あの人とは、きっと立花先輩の恋仲のくのたまの先輩のことだろう。立花先輩には、とても美人な恋仲のひとが居た。 わたしの先輩にあたる人で、優しくて穏やかで器量もよくて後輩思いで、けど少しお茶目な女性だった。お二人のことをを まさしく理想の恋仲と言うのだろう。見た目は勿論のこと、雰囲気もとてもお似合いだった。立花先輩に、そういった存在が いることは大分前から知っていた。自分の気持ちに自覚する前から、ずっと。それでも、二人の仲が憎いと思ったことは一度たりとも ないし、女性に嫉妬をしたりなどはしなかった。もとより、この思いを伝える気はなかった。 それでもなにか、胸がつっかえるような気持ちでわたしは空を見つめる。

「よかったのか。」
「別に、思いを告げる気はなかったよ。恋仲になりたいというのも、なかった。」
「まあ、お前はあの人と釣り合わんだろうな。」
「うるさいよ。」
「なんだ、人が慰めてやってるのに。」


肩をすくめて、なんだか腹の立つジェスチャーをする鉢屋。どこが慰めているんだ。本当にこいつは、人をおちょくりに来ただけか。 自分のつま先を見つめてみると、ついさっきまで体術の授業だったからか土埃で汚い。あの人は、きっと綺麗なつま先なのだろう。 ちらちらと、視界の端で薄茶色の髪が揺れる。
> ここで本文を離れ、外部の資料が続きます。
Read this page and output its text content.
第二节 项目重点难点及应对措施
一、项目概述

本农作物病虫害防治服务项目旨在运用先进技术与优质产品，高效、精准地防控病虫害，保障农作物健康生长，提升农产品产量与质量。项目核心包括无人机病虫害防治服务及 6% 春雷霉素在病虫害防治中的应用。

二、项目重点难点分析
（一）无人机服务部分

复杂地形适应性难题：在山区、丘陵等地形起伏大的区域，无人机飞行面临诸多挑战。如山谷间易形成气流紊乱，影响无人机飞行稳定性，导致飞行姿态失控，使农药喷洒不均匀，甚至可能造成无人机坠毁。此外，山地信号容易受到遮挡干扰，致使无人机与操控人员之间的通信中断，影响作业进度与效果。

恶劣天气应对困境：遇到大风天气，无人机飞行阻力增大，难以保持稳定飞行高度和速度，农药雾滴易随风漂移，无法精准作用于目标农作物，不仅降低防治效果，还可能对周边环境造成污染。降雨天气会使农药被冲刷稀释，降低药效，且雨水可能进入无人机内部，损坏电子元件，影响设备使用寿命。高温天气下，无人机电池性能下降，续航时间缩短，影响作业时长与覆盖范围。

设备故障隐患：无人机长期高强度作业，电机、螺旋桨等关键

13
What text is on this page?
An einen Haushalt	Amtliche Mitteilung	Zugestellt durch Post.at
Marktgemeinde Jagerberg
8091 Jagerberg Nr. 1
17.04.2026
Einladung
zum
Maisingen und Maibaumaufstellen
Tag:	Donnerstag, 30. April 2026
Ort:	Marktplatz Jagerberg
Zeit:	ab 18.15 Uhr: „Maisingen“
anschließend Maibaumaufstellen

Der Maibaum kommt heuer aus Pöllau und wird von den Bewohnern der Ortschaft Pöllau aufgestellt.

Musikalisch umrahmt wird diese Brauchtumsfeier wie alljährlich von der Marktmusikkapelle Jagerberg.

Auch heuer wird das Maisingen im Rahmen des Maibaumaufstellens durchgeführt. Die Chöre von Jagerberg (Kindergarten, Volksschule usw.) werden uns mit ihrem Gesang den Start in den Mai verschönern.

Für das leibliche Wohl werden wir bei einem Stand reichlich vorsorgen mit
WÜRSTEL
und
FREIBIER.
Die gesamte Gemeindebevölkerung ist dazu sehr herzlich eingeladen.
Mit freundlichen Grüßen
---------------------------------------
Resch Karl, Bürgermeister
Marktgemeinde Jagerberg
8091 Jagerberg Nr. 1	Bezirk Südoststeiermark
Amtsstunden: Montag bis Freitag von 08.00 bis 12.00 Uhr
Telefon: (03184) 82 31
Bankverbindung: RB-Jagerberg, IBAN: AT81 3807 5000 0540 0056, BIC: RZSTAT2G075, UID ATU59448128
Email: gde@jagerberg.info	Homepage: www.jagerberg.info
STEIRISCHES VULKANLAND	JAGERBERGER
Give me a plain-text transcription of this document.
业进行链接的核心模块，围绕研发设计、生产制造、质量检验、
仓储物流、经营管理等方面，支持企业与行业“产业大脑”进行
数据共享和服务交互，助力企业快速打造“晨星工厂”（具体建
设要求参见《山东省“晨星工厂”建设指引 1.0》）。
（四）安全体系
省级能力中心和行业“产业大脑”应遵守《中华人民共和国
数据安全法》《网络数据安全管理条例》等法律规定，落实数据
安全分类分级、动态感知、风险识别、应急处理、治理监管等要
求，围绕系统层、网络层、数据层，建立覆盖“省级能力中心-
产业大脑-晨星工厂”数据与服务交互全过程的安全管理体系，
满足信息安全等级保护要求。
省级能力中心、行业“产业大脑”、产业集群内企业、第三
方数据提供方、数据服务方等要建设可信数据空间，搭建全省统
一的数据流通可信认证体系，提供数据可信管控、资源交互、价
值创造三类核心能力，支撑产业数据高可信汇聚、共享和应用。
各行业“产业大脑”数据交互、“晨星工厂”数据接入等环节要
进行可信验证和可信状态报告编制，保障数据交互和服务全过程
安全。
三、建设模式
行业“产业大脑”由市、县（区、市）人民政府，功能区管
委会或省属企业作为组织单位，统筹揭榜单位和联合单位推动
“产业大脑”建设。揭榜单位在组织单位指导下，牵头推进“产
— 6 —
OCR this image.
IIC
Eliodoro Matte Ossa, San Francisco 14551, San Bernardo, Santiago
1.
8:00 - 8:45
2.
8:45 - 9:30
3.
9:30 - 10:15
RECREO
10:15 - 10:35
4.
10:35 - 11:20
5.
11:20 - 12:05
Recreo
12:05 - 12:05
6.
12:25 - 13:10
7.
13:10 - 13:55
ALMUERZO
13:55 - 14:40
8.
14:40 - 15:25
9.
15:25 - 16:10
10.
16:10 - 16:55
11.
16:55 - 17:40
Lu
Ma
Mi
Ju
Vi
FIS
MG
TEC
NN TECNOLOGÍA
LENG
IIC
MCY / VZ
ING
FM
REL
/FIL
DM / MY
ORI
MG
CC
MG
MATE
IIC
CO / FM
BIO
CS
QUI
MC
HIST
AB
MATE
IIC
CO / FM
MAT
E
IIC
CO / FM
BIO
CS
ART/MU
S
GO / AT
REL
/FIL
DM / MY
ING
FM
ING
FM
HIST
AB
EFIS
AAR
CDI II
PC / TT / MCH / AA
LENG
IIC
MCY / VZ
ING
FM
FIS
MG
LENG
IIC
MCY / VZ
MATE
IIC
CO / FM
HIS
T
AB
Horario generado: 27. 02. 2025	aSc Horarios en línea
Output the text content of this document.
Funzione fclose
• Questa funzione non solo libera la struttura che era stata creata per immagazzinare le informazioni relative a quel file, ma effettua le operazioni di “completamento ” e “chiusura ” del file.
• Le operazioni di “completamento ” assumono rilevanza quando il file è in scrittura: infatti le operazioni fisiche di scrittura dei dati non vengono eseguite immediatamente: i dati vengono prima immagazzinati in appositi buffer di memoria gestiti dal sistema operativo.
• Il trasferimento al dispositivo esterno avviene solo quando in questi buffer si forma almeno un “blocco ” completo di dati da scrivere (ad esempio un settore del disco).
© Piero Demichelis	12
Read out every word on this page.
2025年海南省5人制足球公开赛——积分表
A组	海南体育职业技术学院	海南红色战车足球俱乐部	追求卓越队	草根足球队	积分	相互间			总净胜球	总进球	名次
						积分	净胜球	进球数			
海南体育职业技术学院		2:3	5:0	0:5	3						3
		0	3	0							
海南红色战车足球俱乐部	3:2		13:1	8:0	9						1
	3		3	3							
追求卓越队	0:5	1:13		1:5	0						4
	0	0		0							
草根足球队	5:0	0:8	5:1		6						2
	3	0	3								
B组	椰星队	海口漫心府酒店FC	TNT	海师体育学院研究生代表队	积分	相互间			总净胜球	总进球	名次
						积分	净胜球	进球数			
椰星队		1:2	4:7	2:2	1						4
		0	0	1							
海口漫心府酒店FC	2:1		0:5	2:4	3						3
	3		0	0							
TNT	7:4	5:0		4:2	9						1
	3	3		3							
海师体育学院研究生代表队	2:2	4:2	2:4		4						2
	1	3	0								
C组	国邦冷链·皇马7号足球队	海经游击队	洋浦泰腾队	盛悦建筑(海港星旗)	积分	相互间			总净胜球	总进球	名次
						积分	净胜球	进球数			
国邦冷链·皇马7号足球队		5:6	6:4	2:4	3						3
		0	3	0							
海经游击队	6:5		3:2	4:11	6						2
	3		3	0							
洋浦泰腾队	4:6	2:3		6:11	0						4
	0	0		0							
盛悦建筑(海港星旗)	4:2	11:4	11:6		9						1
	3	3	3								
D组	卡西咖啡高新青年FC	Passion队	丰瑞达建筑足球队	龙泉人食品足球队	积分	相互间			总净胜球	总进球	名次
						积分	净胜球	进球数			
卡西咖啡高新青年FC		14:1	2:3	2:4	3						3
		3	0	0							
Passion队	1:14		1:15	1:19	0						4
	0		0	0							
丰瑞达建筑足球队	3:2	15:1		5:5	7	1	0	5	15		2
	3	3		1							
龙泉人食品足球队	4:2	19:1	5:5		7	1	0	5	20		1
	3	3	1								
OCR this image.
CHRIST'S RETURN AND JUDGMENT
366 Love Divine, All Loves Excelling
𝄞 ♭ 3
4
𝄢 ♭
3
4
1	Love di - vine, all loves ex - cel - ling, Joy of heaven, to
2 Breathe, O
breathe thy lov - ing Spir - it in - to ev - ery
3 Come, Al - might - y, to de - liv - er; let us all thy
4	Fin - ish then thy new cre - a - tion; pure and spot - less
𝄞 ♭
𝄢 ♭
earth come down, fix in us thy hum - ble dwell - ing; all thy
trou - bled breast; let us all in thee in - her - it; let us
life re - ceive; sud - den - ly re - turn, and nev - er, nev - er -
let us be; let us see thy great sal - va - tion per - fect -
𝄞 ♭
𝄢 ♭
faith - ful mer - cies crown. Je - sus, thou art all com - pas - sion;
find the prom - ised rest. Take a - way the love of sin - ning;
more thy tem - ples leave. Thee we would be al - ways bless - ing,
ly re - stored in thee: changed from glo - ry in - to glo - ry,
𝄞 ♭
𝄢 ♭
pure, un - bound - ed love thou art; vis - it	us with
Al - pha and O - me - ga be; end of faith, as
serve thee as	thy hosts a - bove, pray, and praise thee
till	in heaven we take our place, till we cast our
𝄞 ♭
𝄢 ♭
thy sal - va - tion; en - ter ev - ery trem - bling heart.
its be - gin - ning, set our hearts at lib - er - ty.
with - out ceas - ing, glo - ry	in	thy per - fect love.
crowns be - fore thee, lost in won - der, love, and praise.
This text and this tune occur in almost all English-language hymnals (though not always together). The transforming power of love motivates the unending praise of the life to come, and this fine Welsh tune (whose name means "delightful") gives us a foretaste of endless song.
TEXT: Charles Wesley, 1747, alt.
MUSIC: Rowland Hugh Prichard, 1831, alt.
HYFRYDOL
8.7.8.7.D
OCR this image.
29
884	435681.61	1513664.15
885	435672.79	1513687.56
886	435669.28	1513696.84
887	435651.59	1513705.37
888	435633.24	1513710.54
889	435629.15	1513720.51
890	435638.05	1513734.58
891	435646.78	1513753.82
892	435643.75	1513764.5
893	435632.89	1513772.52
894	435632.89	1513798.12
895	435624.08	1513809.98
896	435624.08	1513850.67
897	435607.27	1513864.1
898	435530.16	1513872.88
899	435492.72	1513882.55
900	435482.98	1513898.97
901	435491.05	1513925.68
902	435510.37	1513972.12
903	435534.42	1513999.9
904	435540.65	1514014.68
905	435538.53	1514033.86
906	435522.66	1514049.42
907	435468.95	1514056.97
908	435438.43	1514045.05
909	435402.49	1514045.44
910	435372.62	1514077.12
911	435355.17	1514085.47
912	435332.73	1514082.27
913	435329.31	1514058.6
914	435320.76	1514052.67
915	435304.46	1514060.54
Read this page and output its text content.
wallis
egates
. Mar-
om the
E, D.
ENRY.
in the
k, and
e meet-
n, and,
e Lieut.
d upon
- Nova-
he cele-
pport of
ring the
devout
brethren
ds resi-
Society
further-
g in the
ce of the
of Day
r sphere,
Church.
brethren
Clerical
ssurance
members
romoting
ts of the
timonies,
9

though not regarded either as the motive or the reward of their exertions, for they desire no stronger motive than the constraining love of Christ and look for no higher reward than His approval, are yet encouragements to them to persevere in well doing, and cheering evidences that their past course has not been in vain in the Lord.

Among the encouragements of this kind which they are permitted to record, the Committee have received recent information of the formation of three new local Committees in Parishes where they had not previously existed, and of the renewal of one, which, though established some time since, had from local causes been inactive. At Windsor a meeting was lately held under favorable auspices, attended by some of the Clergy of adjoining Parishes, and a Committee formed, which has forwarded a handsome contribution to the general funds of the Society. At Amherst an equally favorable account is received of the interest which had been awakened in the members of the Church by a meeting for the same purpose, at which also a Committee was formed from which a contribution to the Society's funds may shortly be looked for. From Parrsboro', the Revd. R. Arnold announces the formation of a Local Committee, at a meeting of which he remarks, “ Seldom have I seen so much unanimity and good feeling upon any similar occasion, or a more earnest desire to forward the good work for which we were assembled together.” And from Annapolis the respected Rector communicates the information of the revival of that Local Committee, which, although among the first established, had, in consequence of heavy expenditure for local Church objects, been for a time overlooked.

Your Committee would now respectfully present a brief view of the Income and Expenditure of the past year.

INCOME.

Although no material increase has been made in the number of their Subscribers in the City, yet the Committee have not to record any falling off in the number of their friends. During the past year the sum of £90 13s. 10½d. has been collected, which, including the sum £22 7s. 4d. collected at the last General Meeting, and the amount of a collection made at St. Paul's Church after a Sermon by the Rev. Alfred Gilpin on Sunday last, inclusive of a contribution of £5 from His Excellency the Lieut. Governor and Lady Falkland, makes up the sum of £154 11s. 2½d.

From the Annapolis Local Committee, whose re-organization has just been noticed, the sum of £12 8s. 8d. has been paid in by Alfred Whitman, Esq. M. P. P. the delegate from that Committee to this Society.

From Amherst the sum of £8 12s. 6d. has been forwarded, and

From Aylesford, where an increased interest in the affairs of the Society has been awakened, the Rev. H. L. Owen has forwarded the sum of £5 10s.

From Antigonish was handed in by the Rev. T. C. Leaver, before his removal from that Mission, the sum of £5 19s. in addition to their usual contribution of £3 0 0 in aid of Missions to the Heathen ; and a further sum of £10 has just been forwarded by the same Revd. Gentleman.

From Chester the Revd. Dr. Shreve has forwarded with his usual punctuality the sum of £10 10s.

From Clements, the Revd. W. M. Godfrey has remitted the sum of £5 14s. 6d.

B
「お前が思いの丈を告げたところで、惨めに玉砕するだけだっただろうしな。」
「わかってるよ。」
「あの二人は本当に似合いだった。」
「鉢屋に言われなくても。」
「私は早く、お前のそれが終わらないかと楽しみだった。」


鉢屋の台詞が、しんとした空気を震わした。それってどういうこと、と反射的に視線をあげるが相変わらずの逆光で 鉢屋の顔はよく見えない。きっと、いつもの厭らしい笑みを浮かべているのだ。その口が動いて、「。」とちいさく 名前を呼ばれる。じん、と鼓膜に音が染み入った。